Sieur de Bienville who is well informed of the intentions that the English have to establish themselves at the Choctaws and of how great importance it is for the preservation of the colony to prevent it must adopt the most fitting measures to frustrate that of the English and to prevent their trade among the nations of Louisiana.

(page 555)

. . . Sieur Prier by his letter of the fourteenth of the month of last May has rendered an account to the effect that Mtachim, a chief of the Peoria Indians, one of the (page 556) Illinois Indians, had a request made to him to grant him some Frenchmen to go and settle with his people at Pimitoui from which they had been driven by the Foxes.
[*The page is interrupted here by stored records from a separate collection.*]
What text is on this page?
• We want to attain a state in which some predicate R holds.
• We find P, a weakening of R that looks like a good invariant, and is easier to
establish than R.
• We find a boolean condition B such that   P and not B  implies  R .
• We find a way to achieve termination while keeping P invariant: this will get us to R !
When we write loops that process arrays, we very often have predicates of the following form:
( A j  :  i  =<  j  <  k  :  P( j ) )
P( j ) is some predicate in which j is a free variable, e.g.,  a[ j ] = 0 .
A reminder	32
He wrote that without waiting for orders he will grant him his request inasmuch as this settlement will facilitate communication between Canada and the Illinois but that he will not grant any troops until he has received orders form his Majesty or from the Marquis de Beauharnais and heads that it is to be wished that the other Illinois villages should decide to withdraw from the settlements of the French in order to avoid disputes, that it might be harmful for them to be too near and that it would be better that they be two or three days' journey distant because they respect the French more when they are completely separated from them..

Sieur de Bienville will inform himself on his arrival about what has been done with reference to the Peorias and he will investigate the proposal of Sieur Prier for the removal of the Illinois villages in which his Majesty trusts him to make use of whatever he thinks most advantageous. . .
______________________________

1 For Father Beaudouin see M.P.A., Vol. I, p. 155 et passim, and the note on the letter to Bienville and Salmon to Maurepas, Sept. 16, 1735.

2 For Rgis du Roullet see M.P.A., Vol. I, p. 17, n. 4.

3 For Vincennes see M.P.A., Vol. I, p. 199, n. 3.